Renan Santos é o caso mais recente, mas está longe de ser o único. Flávio Bolsonaro, Pablo Marçal e até Lula já apareceram em questionamentos ou ações relacionadas à corrida presidencial
A eleição presidencial de 2026 ainda nem chegou ao dia da votação, mas uma outra disputa já está acontecendo — e ela não é travada nos palanques.
É nos tribunais.
O caso mais recente envolve Renan Santos, candidato do Partido Missão. O Tribunal Superior Eleitoral (TSE) determinou medidas que atingem diretamente sua campanha, incluindo restrições à propaganda digital e aos recursos eleitorais. A defesa contesta a decisão e pretende recorrer.
Mas, para quem acompanha a corrida presidencial, uma pergunta surge naturalmente:
Renan Santos é uma exceção ou a eleição de 2026 já começou marcada pela judicialização das candidaturas?
A resposta está nos próprios nomes que aparecem na disputa.
Flávio Bolsonaro também já chegou aos tribunais
O candidato do PL passou por um episódio envolvendo o sistema eleitoral. Uma alteração em seus dados de filiação partidária chegou a afetar, momentaneamente, o registro de sua candidatura.
O episódio provocou reação política e levantou questionamentos sobre a segurança do sistema. O TSE afirmou que não houve invasão de seus sistemas, mas uso indevido de credenciais de uma legenda.
E não parou por aí.
O PT também levou questionamentos à Justiça envolvendo a candidatura de Flávio, entre eles uma representação relacionada a material produzido com inteligência artificial apresentado durante sua convenção partidária.
Mais recentemente, a legenda pediu ao TSE a cassação da chapa de Flávio, alegando abuso de poder econômico e uso irregular da estrutura de um evento.
Pedido de cassação, porém, não significa cassação. Trata-se de uma ação que ainda precisa ser analisada pela Justiça.
Pablo Marçal: o caso mais complexo
Outro nome que enfrenta uma situação jurídica particularmente delicada é Pablo Marçal.
O Ministério Público Eleitoral pediu a impugnação de sua candidatura e o TSE determinou a suspensão de atos de campanha enquanto o registro é analisado.
A situação envolve, entre outros pontos, questões relacionadas à filiação partidária e condenações anteriores que resultaram em declaração de inelegibilidade.
Uma dessas decisões, entretanto, acabou sendo revertida posteriormente pelo Tribunal Regional Eleitoral de São Paulo.
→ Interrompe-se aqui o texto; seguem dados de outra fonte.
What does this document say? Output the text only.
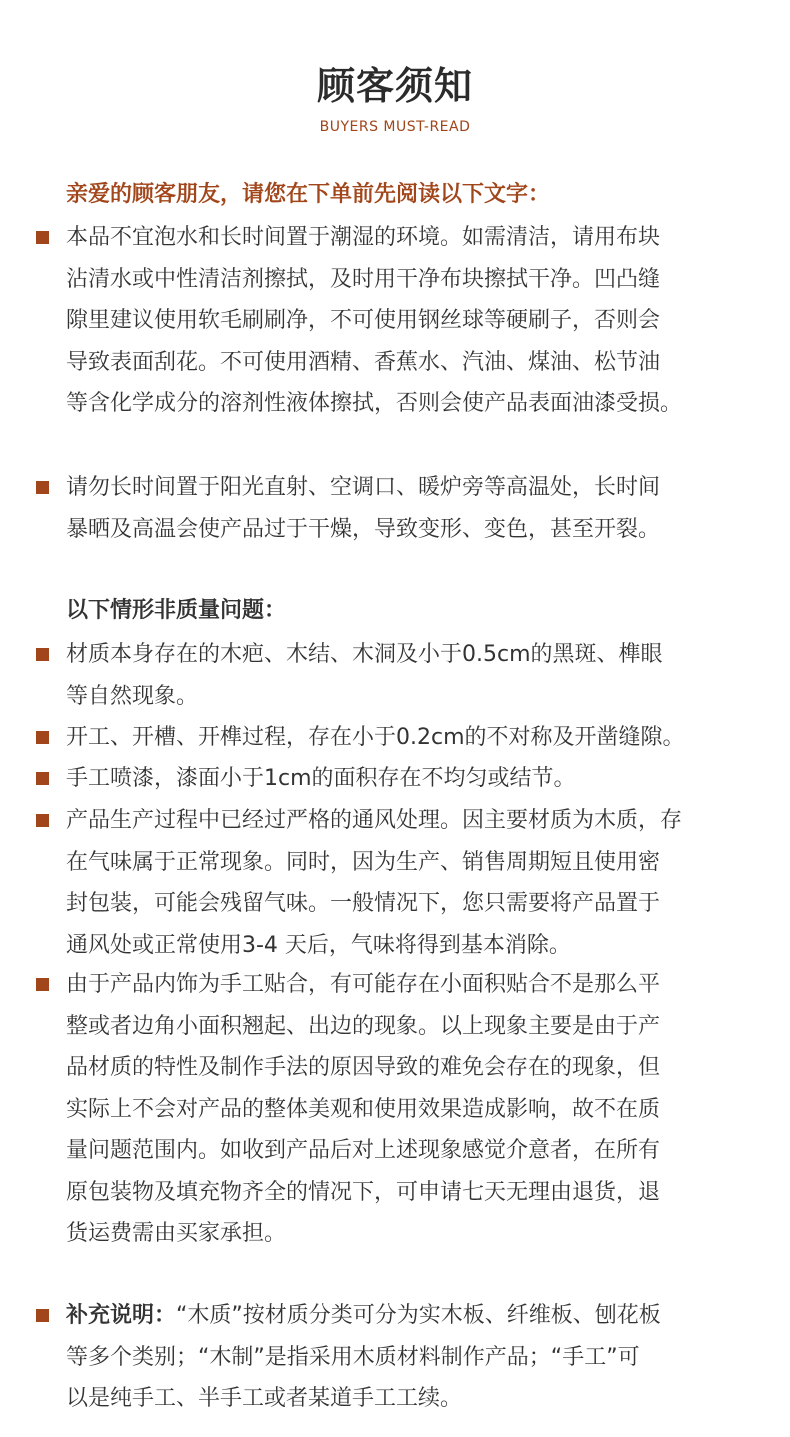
顾客须知
BUYERS MUST-READ
亲爱的顾客朋友，请您在下单前先阅读以下文字：
本品不宜泡水和长时间置于潮湿的环境。如需清洁，请用布块
沾清水或中性清洁剂擦拭，及时用干净布块擦拭干净。凹凸缝
隙里建议使用软毛刷刷净，不可使用钢丝球等硬刷子，否则会
导致表面刮花。不可使用酒精、香蕉水、汽油、煤油、松节油
等含化学成分的溶剂性液体擦拭，否则会使产品表面油漆受损。
请勿长时间置于阳光直射、空调口、暖炉旁等高温处，长时间
暴晒及高温会使产品过于干燥，导致变形、变色，甚至开裂。
以下情形非质量问题：
材质本身存在的木疤、木结、木洞及小于0.5cm的黑斑、榫眼
等自然现象。
开工、开槽、开榫过程，存在小于0.2cm的不对称及开凿缝隙。
手工喷漆，漆面小于1cm的面积存在不均匀或结节。
产品生产过程中已经过严格的通风处理。因主要材质为木质，存
在气味属于正常现象。同时，因为生产、销售周期短且使用密
封包装，可能会残留气味。一般情况下，您只需要将产品置于
通风处或正常使用3-4 天后，气味将得到基本消除。
由于产品内饰为手工贴合，有可能存在小面积贴合不是那么平
整或者边角小面积翘起、出边的现象。以上现象主要是由于产
品材质的特性及制作手法的原因导致的难免会存在的现象，但
实际上不会对产品的整体美观和使用效果造成影响，故不在质
量问题范围内。如收到产品后对上述现象感觉介意者，在所有
原包装物及填充物齐全的情况下，可申请七天无理由退货，退
货运费需由买家承担。
补充说明：“木质”按材质分类可分为实木板、纤维板、刨花板
等多个类别；“木制”是指采用木质材料制作产品；“手工”可
以是纯手工、半手工或者某道手工工续。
Outra condenação continua sendo discutida.
Ou seja: a situação jurídica de Marçal ainda está longe de ser uma história encerrada.
E Lula?
O atual presidente também foi alvo de tentativa de impugnação.
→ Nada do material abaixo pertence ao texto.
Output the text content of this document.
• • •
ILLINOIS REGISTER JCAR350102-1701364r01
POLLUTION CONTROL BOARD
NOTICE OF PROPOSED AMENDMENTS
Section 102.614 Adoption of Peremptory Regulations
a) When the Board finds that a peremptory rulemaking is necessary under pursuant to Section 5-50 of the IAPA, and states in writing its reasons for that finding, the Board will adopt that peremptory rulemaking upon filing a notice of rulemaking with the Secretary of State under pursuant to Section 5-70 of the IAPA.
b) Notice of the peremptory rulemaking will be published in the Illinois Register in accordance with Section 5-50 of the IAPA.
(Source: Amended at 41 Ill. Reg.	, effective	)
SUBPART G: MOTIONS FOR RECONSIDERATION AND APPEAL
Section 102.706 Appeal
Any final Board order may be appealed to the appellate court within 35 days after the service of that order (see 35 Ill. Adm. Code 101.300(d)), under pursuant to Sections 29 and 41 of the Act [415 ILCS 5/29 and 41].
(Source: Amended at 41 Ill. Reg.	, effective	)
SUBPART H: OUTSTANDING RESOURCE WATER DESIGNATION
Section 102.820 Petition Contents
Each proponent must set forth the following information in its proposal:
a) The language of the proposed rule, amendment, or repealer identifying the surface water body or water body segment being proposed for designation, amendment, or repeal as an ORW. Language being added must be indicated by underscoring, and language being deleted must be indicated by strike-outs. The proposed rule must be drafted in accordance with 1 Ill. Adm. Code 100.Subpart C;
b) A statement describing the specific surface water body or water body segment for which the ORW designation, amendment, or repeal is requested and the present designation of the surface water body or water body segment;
Uma petição questionou sua candidatura com base em uma acusação de suposto vínculo com o PCC. O TSE, entretanto, rejeitou o pedido por uma questão processual: ele foi apresentado fora do prazo previsto pela legislação eleitoral.
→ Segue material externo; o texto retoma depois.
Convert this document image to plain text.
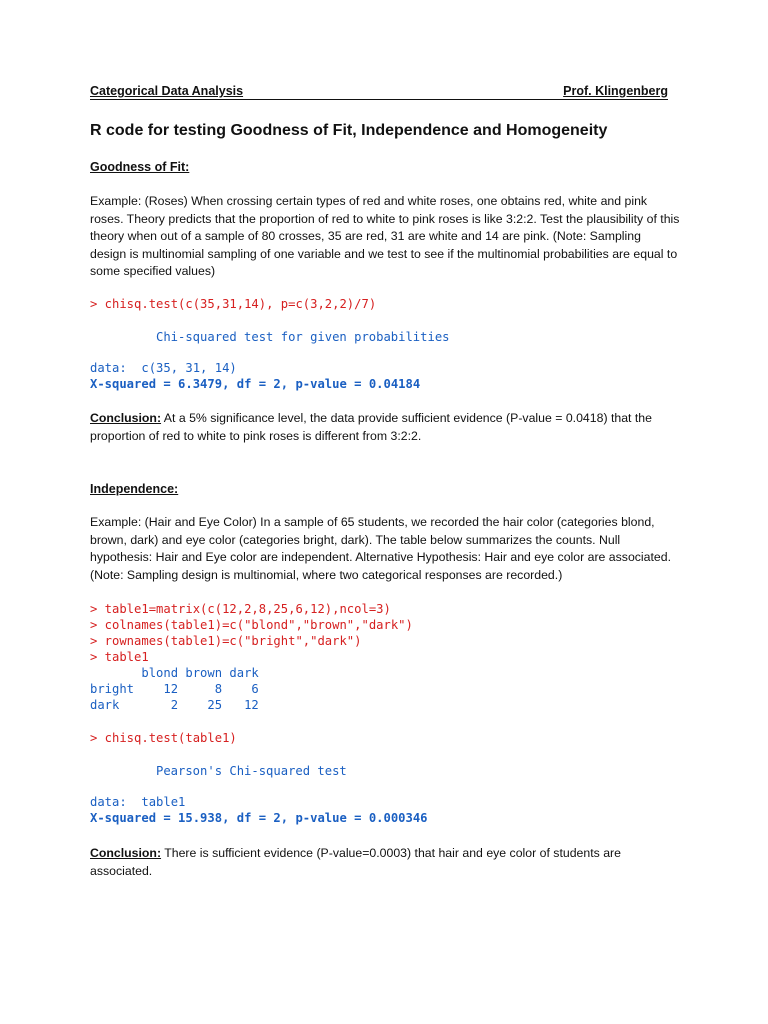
Categorical Data Analysis	Prof. Klingenberg
R code for testing Goodness of Fit, Independence and Homogeneity
Goodness of Fit:

Example: (Roses) When crossing certain types of red and white roses, one obtains red, white and pink roses. Theory predicts that the proportion of red to white to pink roses is like 3:2:2. Test the plausibility of this theory when out of a sample of 80 crosses, 35 are red, 31 are white and 14 are pink. (Note: Sampling design is multinomial sampling of one variable and we test to see if the multinomial probabilities are equal to some specified values)

> chisq.test(c(35,31,14), p=c(3,2,2)/7)
Chi-squared test for given probabilities
data:  c(35, 31, 14)
X-squared = 6.3479, df = 2, p-value = 0.04184

Conclusion: At a 5% significance level, the data provide sufficient evidence (P-value = 0.0418) that the proportion of red to white to pink roses is different from 3:2:2.

Independence:

Example: (Hair and Eye Color) In a sample of 65 students, we recorded the hair color (categories blond, brown, dark) and eye color (categories bright, dark). The table below summarizes the counts. Null hypothesis: Hair and Eye color are independent. Alternative Hypothesis: Hair and eye color are associated. (Note: Sampling design is multinomial, where two categorical responses are recorded.)

> table1=matrix(c(12,2,8,25,6,12),ncol=3)
> colnames(table1)=c("blond","brown","dark")
> rownames(table1)=c("bright","dark")
> table1
blond brown dark
bright    12     8    6
dark       2    25   12
> chisq.test(table1)
Pearson's Chi-squared test
data:  table1
X-squared = 15.938, df = 2, p-value = 0.000346

Conclusion: There is sufficient evidence (P-value=0.0003) that hair and eye color of students are associated.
Isso é importante porque rejeitar uma ação por questão processual não significa que o tribunal tenha considerado verdadeira ou falsa a acusação apresentada.
Uma eleição que começa nos tribunais
Os casos são diferentes entre si. Alguns envolvem propaganda, outros filiação partidária, condenações, abuso de poder ou questionamentos apresentados por adversários.
Também é importante separar denúncia, representação, pedido de impugnação, decisão liminar e condenação definitiva. São situações jurídicas completamente diferentes.
Mas existe um ponto em comum:
a eleição de 2026 já começou a ser disputada também dentro da Justiça Eleitoral.